One of the bigger themes in the novel is the bigotry which is rife in small town Australia. The novel begins with musings of the cab driver Bickford; his categorisations, and the way he puts things into opposing pairs: “fat and thin, old and young, dark and fair”, simplifying, and classifying so that the deeper, more subtler understandings are lost, rendered unnecessary. There are many other instances of prejudice, from Ada’s loneliness; her inability to do Aussie things like bake scones, or swing her newborn in a basket from a tree while bringing the harvest in, like her neighbour Violet McKay, “as good as a man”. There is the prejudice against the poverty which subdues Edith; Madge’s superiority gleaming, as she docks Edith’s pay, or puts her in her place. There is the smallmindedness, and rightousness of Matron Linley and Dr Bly, as they make decisions about what is best for Edith and her son. However, bigotry isn’t only felt in Australia. Edith experiences marginalisation against her sex as she hides on Touchpole, early in her journey, and has to guard Jim against the lechery of Cookie and the others, despite her seasickness. Edith’s youth, vulnerability, “anglo-saxon fairness”, and femaleness, also becomes a brand as she travels through the middle east. Mr five percent’s proverb: “In the between a Woman and the World, Allah will always back the World?” (114), reminds her how precarious her life is, and how easily she could be disposed of: “What was her story in the great swirling darkness of the world?

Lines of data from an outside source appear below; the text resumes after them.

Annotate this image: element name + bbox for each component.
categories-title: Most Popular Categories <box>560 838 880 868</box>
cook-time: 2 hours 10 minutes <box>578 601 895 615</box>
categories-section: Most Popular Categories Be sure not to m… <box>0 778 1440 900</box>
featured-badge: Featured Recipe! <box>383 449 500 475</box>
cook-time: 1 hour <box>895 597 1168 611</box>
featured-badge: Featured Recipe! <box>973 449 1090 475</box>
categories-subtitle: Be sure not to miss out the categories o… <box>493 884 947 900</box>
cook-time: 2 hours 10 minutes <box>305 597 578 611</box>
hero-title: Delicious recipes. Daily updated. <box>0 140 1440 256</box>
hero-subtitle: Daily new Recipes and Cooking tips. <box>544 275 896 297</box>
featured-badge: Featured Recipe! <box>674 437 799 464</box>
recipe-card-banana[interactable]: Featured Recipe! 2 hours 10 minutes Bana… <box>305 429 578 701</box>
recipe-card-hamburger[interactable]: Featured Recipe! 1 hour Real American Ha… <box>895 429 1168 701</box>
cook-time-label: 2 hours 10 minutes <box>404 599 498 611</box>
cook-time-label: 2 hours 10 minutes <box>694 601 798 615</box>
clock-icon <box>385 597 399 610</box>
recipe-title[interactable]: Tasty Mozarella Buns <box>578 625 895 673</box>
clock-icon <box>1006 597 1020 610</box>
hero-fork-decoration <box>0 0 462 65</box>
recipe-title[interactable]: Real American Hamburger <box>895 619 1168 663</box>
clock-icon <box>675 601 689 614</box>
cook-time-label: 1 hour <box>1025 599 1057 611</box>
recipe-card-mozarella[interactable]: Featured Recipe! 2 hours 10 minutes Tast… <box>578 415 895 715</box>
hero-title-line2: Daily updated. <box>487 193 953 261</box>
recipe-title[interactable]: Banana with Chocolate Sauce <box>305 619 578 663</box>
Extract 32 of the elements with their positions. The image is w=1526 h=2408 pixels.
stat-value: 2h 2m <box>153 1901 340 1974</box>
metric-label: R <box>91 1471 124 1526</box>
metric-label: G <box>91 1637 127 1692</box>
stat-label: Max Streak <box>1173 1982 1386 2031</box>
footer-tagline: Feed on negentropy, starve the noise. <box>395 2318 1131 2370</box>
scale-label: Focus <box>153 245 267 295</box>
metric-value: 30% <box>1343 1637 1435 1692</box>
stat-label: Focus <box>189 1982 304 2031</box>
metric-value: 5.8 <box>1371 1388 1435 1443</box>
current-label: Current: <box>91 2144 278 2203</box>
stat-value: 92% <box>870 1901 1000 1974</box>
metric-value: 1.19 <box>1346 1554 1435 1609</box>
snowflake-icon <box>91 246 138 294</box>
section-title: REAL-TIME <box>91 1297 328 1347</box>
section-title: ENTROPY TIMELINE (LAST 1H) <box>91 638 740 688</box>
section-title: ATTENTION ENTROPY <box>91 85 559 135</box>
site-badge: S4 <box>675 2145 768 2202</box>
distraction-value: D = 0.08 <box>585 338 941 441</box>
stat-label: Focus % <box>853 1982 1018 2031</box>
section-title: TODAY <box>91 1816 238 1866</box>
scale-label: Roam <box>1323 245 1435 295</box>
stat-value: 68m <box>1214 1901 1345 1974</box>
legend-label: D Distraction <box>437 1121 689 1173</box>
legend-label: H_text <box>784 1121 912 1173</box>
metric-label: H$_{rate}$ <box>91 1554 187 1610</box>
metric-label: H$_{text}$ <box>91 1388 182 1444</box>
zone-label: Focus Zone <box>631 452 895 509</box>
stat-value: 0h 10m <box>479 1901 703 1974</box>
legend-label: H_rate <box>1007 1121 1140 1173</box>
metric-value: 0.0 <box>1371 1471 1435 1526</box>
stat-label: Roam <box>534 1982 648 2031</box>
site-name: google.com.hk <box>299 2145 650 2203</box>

The old man in the train could take her life and use it and throw it away.” (117). There is Nevart’s prejudice against Jim: “a strange child” good only for Industrial School, where he nearly ends up in Australia, and of course the extensive bigotry which Jim has to face from his classmates, and teachers; particularly Sir.

However, despite the marginalisation and racism of all types, there is also, and always, the permanence of friendship, and love. From the brief moments with Aram, to the more enduring love between Edith and Leopold, Edith and Hagop, and even the less idealistic relationships between Hagop and Nevart, Frank and Ada, Edith and Lawrence, Jim and Leopold, there is something which defies the prejudice, and lives on. Above all, there is the love between between Edith and Jim, a partnership and understanding which goes beyond words, beyond loss, and beyond the limitations of daily life. It is this love which gives the real meaning to the story, and which always triumphs over the small mindedness of the Sirs and matrons. This love provides the underlying basis for courage, and enables Jim and Edith to ultimately find some sense of home, even if that home is only a state of mind, or quiet acceptance of life as it is. Jim’s own journey is left open, and perhaps there will, one day, be a sequel, or further novel following that story through. In the meantime, London’s Gilgamesh provides a wonderful, engaging, easy to follow story which leaves the reader with a sense of something big – the real meaning of the epic; the love and friendship which provides immortality.